Hello, just got me a lease in Ware County, south of Waycross, and I was wondering if y'all could tell me what y'all are getting, what and when is the best time to hunt? And for what? Hog, deer, small game, turkey etc.  Have been hunting Ft Stewart with no avail.  drove out from midway and checked the land today.  Just wondering what is going on that way.  Thanks


----------



## Bobby38ark (Feb 22, 2012)

ok, I guess people just don't want to t ell me what is in the area.  I will just hunt the land and find out, but do not let me catch you on my lease.


----------



## oldways (Feb 22, 2012)

I hunted around Ware county until the big fire.

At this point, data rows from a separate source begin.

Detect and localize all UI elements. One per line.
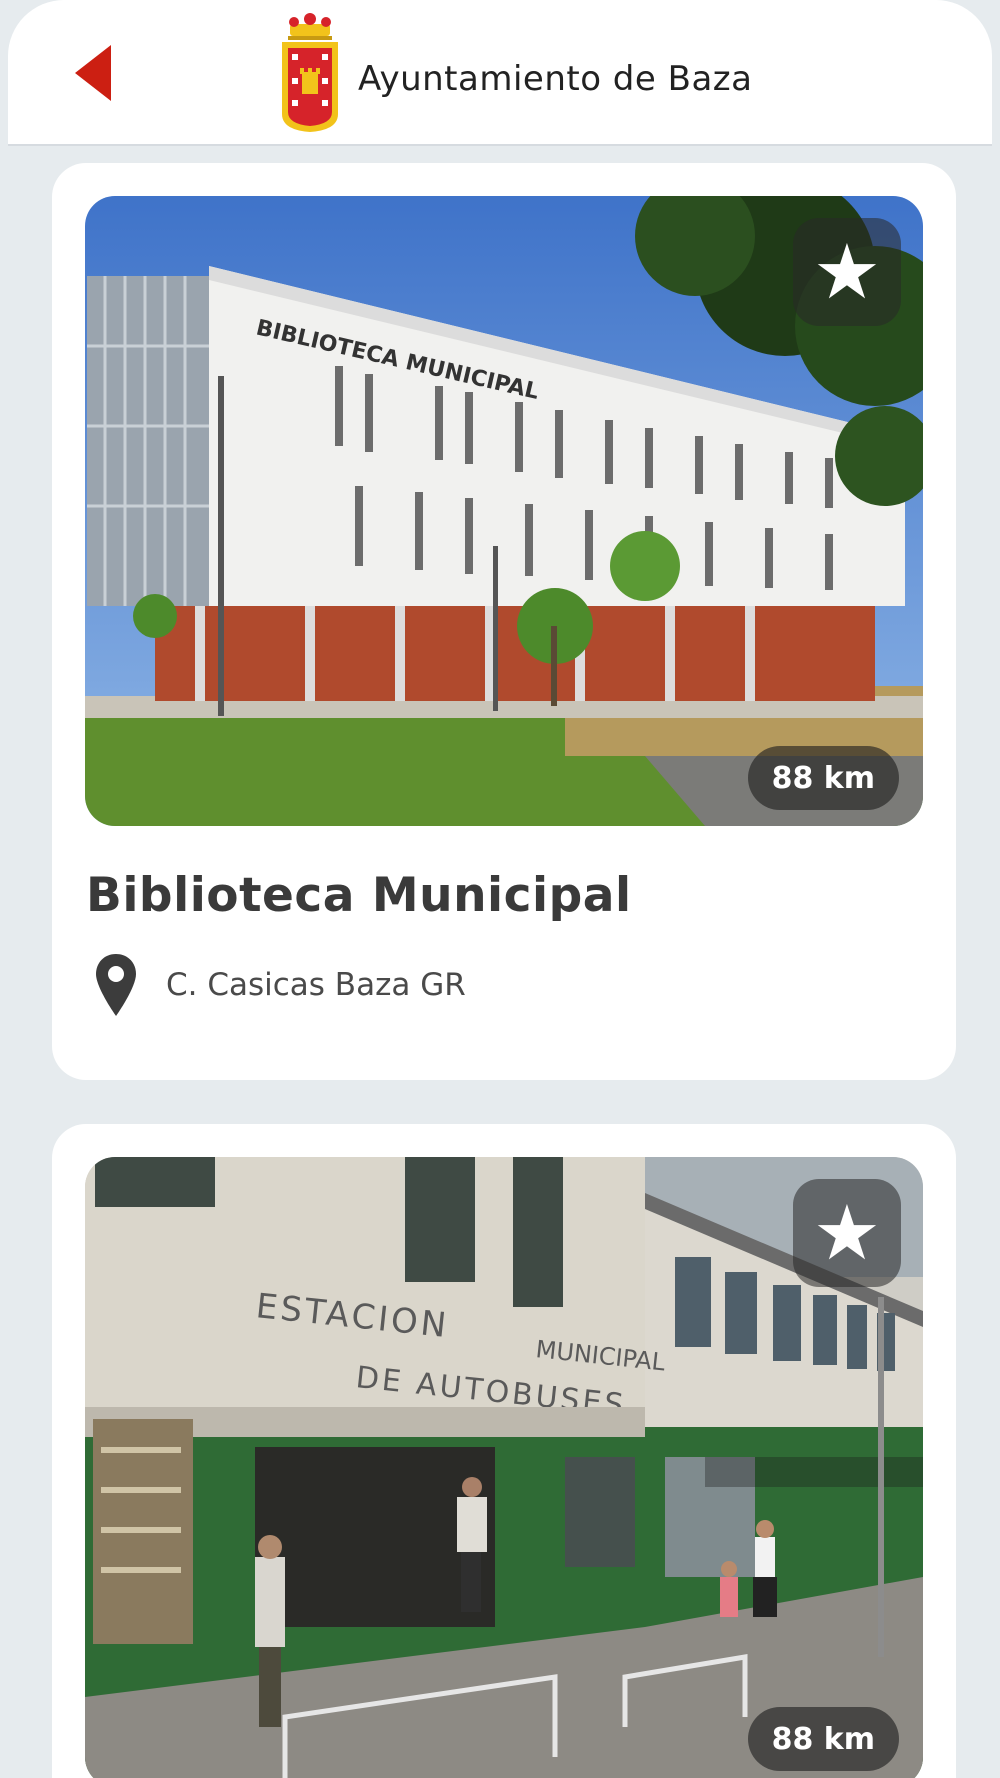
place-title: Biblioteca Municipal bbox=[86, 868, 632, 923]
back-button[interactable] bbox=[58, 28, 128, 118]
app-header: Ayuntamiento de Baza bbox=[8, 0, 992, 146]
back-arrow-icon bbox=[75, 45, 111, 101]
place-photo: BIBLIOTECA MUNICIPAL ★ 88 km bbox=[85, 196, 923, 826]
favorite-button[interactable]: ★ bbox=[793, 1179, 901, 1287]
place-address: C. Casicas Baza GR bbox=[94, 950, 466, 1020]
distance-badge: 88 km bbox=[747, 746, 899, 810]
screen: Ayuntamiento de Baza BIBLIOTECA MUNICIPA… bbox=[0, 0, 1000, 1778]
place-card[interactable]: ESTACION MUNICIPAL DE AUTOBUSES ★ 88 km bbox=[52, 1124, 956, 1778]
logo-text: Ayuntamiento de Baza bbox=[358, 59, 753, 99]
municipality-logo: Ayuntamiento de Baza bbox=[280, 10, 752, 134]
crest-icon bbox=[282, 13, 338, 132]
distance-badge: 88 km bbox=[747, 1707, 899, 1771]
place-card[interactable]: BIBLIOTECA MUNICIPAL ★ 88 km Biblioteca bbox=[52, 163, 956, 1080]
map-pin-icon bbox=[96, 954, 136, 1016]
place-photo: ESTACION MUNICIPAL DE AUTOBUSES ★ 88 km bbox=[85, 1157, 923, 1778]
address-text: C. Casicas Baza GR bbox=[166, 967, 466, 1003]
star-icon: ★ bbox=[812, 1188, 882, 1277]
star-icon: ★ bbox=[812, 227, 882, 316]
favorite-button[interactable]: ★ bbox=[793, 218, 901, 326]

I don't know where your lease is we all ways had good luck with deer,hog, and bear


----------



## Bobby38ark (Feb 22, 2012)

Thank you! Old ways, and it's just sw of Waycross, appreciate the input


----------



## oldways (Feb 23, 2012)

Good luck with it if you need a hand PM me I'm bout three hours away but I love that area. I'll probably be there this fall at Dixon WMA Good luck any how...


----------



## Bobby38ark (Feb 24, 2012)

Sure will, gonna go check it out by myself at first


----------



## FireRescue73 (Mar 10, 2012)

I hope you arent off Gooding Bay road or that group of leases. If you are its underwater again right now. Do you hunt with dogs?? I hope so because everyone else in that entire area does. With the flooding and standing water comes the worst mosquitos known to human kind.  Im not trying to rain on your parade but I cant wait to get off of mine. Dont get me wrong there IS game there but with constant pressure of dogs and poachers they are totally nocturnal. 
Nobody answered but one guy so I felt obliged to give you an honest review of the area. Good Luck


----------



## Bobby38ark (Mar 11, 2012)

I don't believe it is, it is just south of 84, PM me, where is your lease and who through, may be the same group.  no I do not hunt with dogs and yes, I could tell someone has been going around the gates, but a little concertina wire will soon take care of that...


----------



## DCOX (Mar 15, 2012)

Have you gotten any new info on the area Bobby38ark? I'm getting into a lease in the same area... Ware Co south of Waycross. I'll be heading up soon to check out the property.


----------



## base3448 (Jun 11, 2012)

I would not think there would be a big difference in the rut from Long Co. to Ware Co.   Maybe wrong.  I would scout your land, hunt hard and provide a good food source.  You know as well as i,  no food / water,  no game.  If your not into food plots, i would feed just to keep in area,  not saying to hunt over.  May not be your thing.  But i would provide a food source of some type.  Question is why did the hunters from last year get rid of the lease???  Usually a good land will stay leased every year.  Hope it helps out.


----------